Restricted stock granted to executives under the 2005 Incentive Plan is a full value award. Accordingly,
we believe it is appropriate for us to require the achievement of at least a predetermined threshold
corporate financial goal (i.e., the first trigger) before restricted stock issued under the 2005 Incentive
Plan may vest. We believe imposing a performance requirement in the form of a corporate financial
goal, which is established by the Committee at a time when achievement of the goal is substantially
uncertain, encourages positive performance and protects our shareholders from dilution in the absence
of our performance. As discussed above, restricted stock awarded to our executives (other than to Mr.
Fishman pursuant to his retention agreement) vests on an accelerated basis if we achieve the second
trigger. The second trigger is established when the award is made, and is typically based on a projected
multi-year corporate operating plan. The restricted stock awarded to Mr. Fishman in fiscal 2010 also
requires that we achieve a corporate financial goal; however, if that goal is not achieved for the year
in which it was established, there is no opportunity for that award to vest based on our performance in
subsequent years.
• Align the interests of executives and shareholders through incentive-based executive compensation.
We pay bonuses to executives under the 2006 Bonus Plan only if we meet or exceed corporate
performance goals. Stock options awarded under the 2005 Incentive Plan are valuable only if the market
price of our common shares exceeds the exercise price during the period in which the stock options
may be exercised.

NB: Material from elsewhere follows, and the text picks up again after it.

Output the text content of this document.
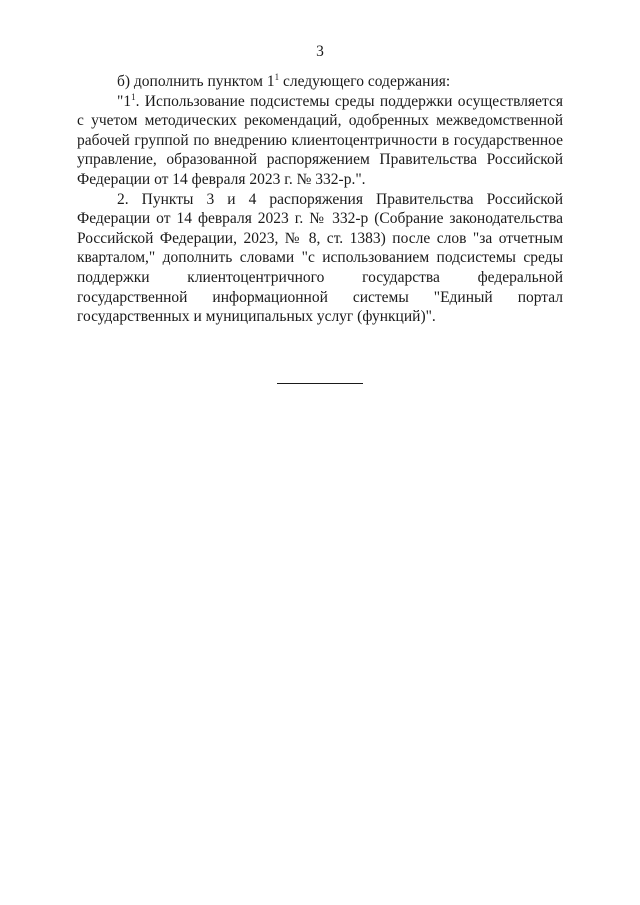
3

б) дополнить пунктом $1^1$ следующего содержания:

"$1^1$. Использование подсистемы среды поддержки осуществляется с учетом методических рекомендаций, одобренных межведомственной рабочей группой по внедрению клиентоцентричности в государственное управление, образованной распоряжением Правительства Российской Федерации от 14 февраля 2023 г. № 332-р.".

2. Пункты 3 и 4 распоряжения Правительства Российской Федерации от 14 февраля 2023 г. № 332-р (Собрание законодательства Российской Федерации, 2023, № 8, ст. 1383) после слов "за отчетным кварталом," дополнить словами "с использованием подсистемы среды поддержки клиентоцентричного государства федеральной государственной информационной системы "Единый портал государственных и муниципальных услуг (функций)".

Restricted stock awarded under the 2005 Incentive Plan vests only if we achieve a
threshold corporate performance goal and its value is determined by the market price of our common
shares. Accordingly, the realization and value of each of these elements of compensation is dependent
upon our performance and/or the appreciation in the value of our common shares.
In fiscal 2010, 83.8% of the total compensation earned by our named executive officers was derived
from incentive compensation in the form of bonuses (non-equity incentive plan compensation), stock
options and restricted stock, as each is reflected in the Summary Compensation Table. We believe
this demonstrates that our executive compensation program is closely aligned with the interests of
our shareholders. We do not apply a specific formula or set a specific percentage at which incentive
compensation is targeted or awarded for our named executive officers individually or as a group. Rather,
the amount of total compensation that may be earned by each named executive officer through these
forms of incentive compensation is subjectively determined based on each named executive officers level
of responsibility and potential impact on our operations and financial condition. The percentage of total
compensation that a named executive officer may earn through these forms of incentive compensation
generally increases as the executives level of responsibility and impact on our business increases.